Data Analysis Tools at Cogo Labs
When creating the next web businesses at Cogo Labs, Analysts are often the project pioneers. When we have new ideas we want to explore, we need to get a working version up as quickly as possible so that it can be evaluated more effectively.
This means Analysts have significantly more technical responsibility that they might at other big-data companies. Because it’s our responsibility to see our projects come to fruition, we require a much broader set of technologies than your typical data analyst.
Here’s an overview of the tools we currently use when tackling our day-to-day tasks. Keep in mind this is just a snapshot in time - we always seek to use the best tool for the job, so our toolset continually evolves as new technologies for data analysis and data management emerge.
The first questions for any data analysis problem are “Where does the data live?” and “How is it stored?”
The most common way for us to store and organize data is to use some type of relational database management system, or RDBMS. Most often we use MySQL, Postgres, or Amazon Redshift. Occasionally we will just use Amazon’s S3 service if the data is very large and doesn’t need to be as structured and query-able.
How do we decide which one of these to use? For smaller projects, the decision is between MySQL and Postgres.
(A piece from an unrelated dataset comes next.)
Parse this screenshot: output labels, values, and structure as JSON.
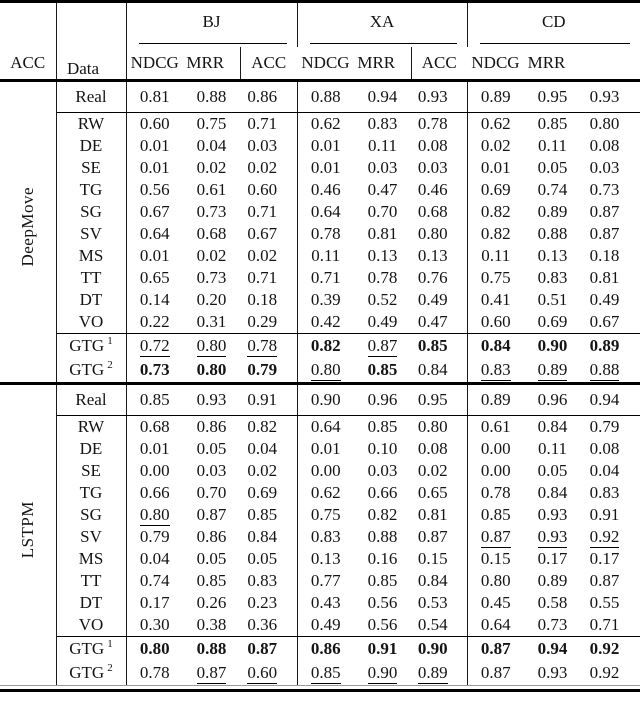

Each one has its own advantages and disadvantages, so the decision is mostly based how familiar a given team is with each variant.
Redshift usually enters the picture once the dataset is quite large (approaching a billion rows), as this is the point when Redshift can prove to outperform Postgres (or MySQL) for many types of queries. Since Redshift data management is more technically involved, our engineering team helps the ETL and cluster management of our Redshift data.
Once our data has been uploaded, nicely formatted, and readied for use, what tools do our Analysts use to do their number crunching?
If they don’t already know it, every Analyst who comes to Cogo learns SQL. SQL is the language needed to extract data from our databases, so it is the most common language written by all Analysts.
Although you can perform some pretty complicated statistics in SQL alone, it’s often more trouble than it’s worth. The much more common approach is to extract the data in the format you want, then pass it to the next tool in the pipeline.
Python, the powerhouse
By far the most common next tool would be Python. This is another default tool all analysts need to learn once they arrive at Cogo, for three reasons:
- Ease of learning;
- Quick turnaround for ideas;
- Ability to scale to most of the problems we need.
Additionally, learning Python sets our Analysts up for interacting with the bigger engineering systems within Cogo, many of which are also written in Python.
Another data analysis tool used less frequently around the building is R. Since it is the other standard tool for data analysis, many people, especially those coming from academia, arrive with a fair amount of experience in R.
R is useful to the data scientists within Cogo because of the huge library of statistical functions available, as well as the more mature plotting that comes from ggplot.
Because Python is a much more general tool and goes far beyond just Pandas and SciPy, we have Analysts learn Python over R. However, we never discourage people from deriving clear, presentable results with whatever tool works best for them.
For the quickest analysis work, many Analysts also use Excel. It's hard to beat the speed of opening your CSV file, making a quick manipulation in a pivot table, and having a presentable graph in seconds. Especially for the Analysts who come to Cogo already very familiar with Excel, there will almost always be a place to use the nice graphical interface for moving around your data.
Data, but bigger
Once in a while, an Analyst might need to research a problem using many months' worth of historical data. If this becomes too much for traditional relational databases to handle in one query, they may use tools designed to handle larger quantities of data at one time. Most commonly, we will write either a MapReduce or, more recently, a Spark job.
While our Engineering team has set up some infrastructure to run Hadoop jobs on our own machines, we have been moving more and more to Amazon’s Elastic MapReduce web service. This pairs nicely with our S3 and Redshift usage, allowing minimal overhead for transferring data from one tool to another.
Some of our Engineers have also recently begun working with Presto for a few of our big databases. This has been especially nice for Analysts who would like to access our largest databases, but don’t want to write an entire MapReduce job for every answer.
In addition to all the open source technology we use, our Engineering team has created two incredible tools for sharing data analyses. The first is Quake, which stands for Query Utility And Knowledge Engine. Quake provides a website where you can create, run, and share SQL executions on any of our dozens of databases.
The other tool, called à la chart, is a service that provides a drop-down menu for creating a visually appealing, easy to understand chart from any SQL execution that ran on Quake. The underlying library to à la chart is C3.js, which offers a variety of ways to visualize data.
Having these tools in our arsenal means that when we discuss and present analyses, we aren’t just glossing over our methodologies. We are sharing the SQL queries, graphs, and code to all who want to poke at, play with, or extend the analysis work. It transforms what was used to be a black box of results into a fully collaborative environment, where Analysts work together to solve complex big-data problems.